Однако в русской жизни XIX в. героев было сколько угодно! Генерал Ермолов и Петр Столыпин, Муравьев-Амурский, Кауфман-Туркестанский – можно называть множество имен из всех сословий. Достаточно вспомнить один только род Муравьевых (три поколения и три ветви одного рода).

Сенатор Муравьев-Апостол, блестящий дипломат, человек безупречной нравственности, который в эпоху сближения России с Францией при жестком императоре Павле I рискнул в разрез с отечественной политикой предоставить политическое убежище французским эмигрантам, будучи в одном из крошечных германских государств представителем российского флага.

Естественно, никто не посмел арестовать находившихся под покровительством русского агента, даже Франция, которая и не заметила бы границ любого Бадена. Но своего императора Муравьев знал и знал, что его карьера могла кончиться. Однако известен документ, где рукою государя начертано: «Действительный статский советник Муравьев-Апостол поступил по совести. Павел».

Два сына сенатора – самые яркие и благородные представители декабристского движения, кузены (три брата Муравьевых) – тоже достойные декабристы. Никита Муравьев – автор разумного умеренного проекта конституции, в противовес безумной деструктивной «Правде» Павла Пестеля.

С этим либералом и пятью революционерами в ближайшем родстве генерал Муравьев-Карский, взявший ряд самых суровых и стратегически важных для России турецких твердынь, и поразительный Муравьев-Амурский – созидатель Российской Сибири и человек, под покровительством которого ссыльные декабристы совершили в Сибири великое дело просвещения.

Их же родственник – Муравьев-Виленский, которого советские авторы предпочитают именовать Муравьевым-Вешателем. А ведь это была лишь шутка. На первом приеме по случаю назначения виленским губернатором его издевательски спросили, не из тех ли он Муравьевых, которых повесили. На что Виленский жестко ответил: «Я не из тех Муравьевых, которых вешают, а из тех, которые вешают». Сказано это было так сурово и твердо, что и вешать не пришлось.

Был еще и Андрей Муравьев – даровитый духовный писатель, паломник к святым местам Палестины, Греции, Рима, России, чьи книги только сейчас начинают открываться нашему читателю. Был Муравьев – министр юстиции, еще несколько интересных Муравьевых – военных. Героев хватало, но о них не писали, между тем страна процветала.

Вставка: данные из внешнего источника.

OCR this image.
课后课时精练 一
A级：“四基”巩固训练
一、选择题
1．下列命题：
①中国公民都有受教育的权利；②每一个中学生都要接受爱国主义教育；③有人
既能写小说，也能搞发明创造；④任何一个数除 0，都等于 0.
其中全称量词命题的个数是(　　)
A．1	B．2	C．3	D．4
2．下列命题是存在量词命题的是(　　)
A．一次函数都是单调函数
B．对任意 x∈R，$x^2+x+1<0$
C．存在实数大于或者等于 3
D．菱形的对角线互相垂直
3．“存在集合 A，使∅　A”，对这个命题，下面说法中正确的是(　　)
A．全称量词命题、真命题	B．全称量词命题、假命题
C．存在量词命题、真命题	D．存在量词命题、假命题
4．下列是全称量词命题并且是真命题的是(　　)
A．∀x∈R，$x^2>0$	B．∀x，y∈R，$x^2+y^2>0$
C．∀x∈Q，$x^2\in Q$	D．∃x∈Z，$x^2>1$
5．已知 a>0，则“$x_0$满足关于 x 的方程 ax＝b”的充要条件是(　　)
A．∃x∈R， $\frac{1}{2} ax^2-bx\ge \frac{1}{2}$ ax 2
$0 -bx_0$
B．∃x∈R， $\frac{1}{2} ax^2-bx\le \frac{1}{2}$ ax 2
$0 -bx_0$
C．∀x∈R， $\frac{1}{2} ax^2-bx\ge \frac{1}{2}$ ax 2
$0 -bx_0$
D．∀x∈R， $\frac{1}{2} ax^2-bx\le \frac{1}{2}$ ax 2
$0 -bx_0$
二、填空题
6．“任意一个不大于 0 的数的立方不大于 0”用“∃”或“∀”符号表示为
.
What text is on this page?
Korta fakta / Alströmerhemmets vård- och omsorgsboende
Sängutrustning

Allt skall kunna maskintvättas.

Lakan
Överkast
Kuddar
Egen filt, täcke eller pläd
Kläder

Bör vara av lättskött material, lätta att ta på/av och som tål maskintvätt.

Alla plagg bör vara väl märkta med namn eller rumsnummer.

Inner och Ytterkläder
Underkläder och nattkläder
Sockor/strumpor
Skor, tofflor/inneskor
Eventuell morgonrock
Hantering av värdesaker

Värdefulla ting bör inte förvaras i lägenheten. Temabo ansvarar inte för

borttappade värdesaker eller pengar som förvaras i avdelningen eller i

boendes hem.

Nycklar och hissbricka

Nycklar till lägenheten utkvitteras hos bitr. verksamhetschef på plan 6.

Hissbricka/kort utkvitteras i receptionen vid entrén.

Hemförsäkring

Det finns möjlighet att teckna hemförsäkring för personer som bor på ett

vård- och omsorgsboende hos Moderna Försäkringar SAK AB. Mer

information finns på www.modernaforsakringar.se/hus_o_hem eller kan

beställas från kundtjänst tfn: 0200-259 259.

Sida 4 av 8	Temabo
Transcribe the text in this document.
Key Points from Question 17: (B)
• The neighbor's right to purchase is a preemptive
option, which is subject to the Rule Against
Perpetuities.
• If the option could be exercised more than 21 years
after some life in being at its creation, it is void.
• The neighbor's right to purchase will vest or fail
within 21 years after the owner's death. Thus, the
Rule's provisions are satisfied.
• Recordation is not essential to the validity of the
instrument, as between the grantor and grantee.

Хозяйственный подъем второй половины XIX в. сменился хозяйственным бумом начала XX. Россия переживала демографический взрыв. В 50‑е годы нашего века численность российского населения (по западным данным) должна была превысить 300 млн. человек. Одних это страшило, другими воспринималось как признак неизбежного великого будущего России. Наконец, только во второй половине нашего века, благодаря исследованиям физика Федосеева, стало известно, что на 1913 год наш жизненный уровень был несколько выше, чем у самой Англии. 75 лет советской власти мы учились видеть только свои дореволюционные недостатки и не замечали, что, скажем, старая Россия производила практически все виды продукции, что ее автомобильная промышленность была на уровне немецкой, а авиационная – на уровне американской. Подобные примеры можно привести из разных областей.

Русское хозяйство сохраняло заметную национальную специфику. Значительный удельный вес в экономике в предреволюционной России составляли весьма процветающие мелкие и даже семейные предприятия, высококвалифицированные кустари, которые имели экспорт в страны Европы, но мы продолжаем считать это признаком отсталости реакционной царской России, хотя конец XX века показывает, что наиболее динамически развивающимися предприятиями современного Запада являются средние и мелкие (в том числе семейные) предприятия, более гибкие, эластичнее приспосабливающиеся к требованиям рынка.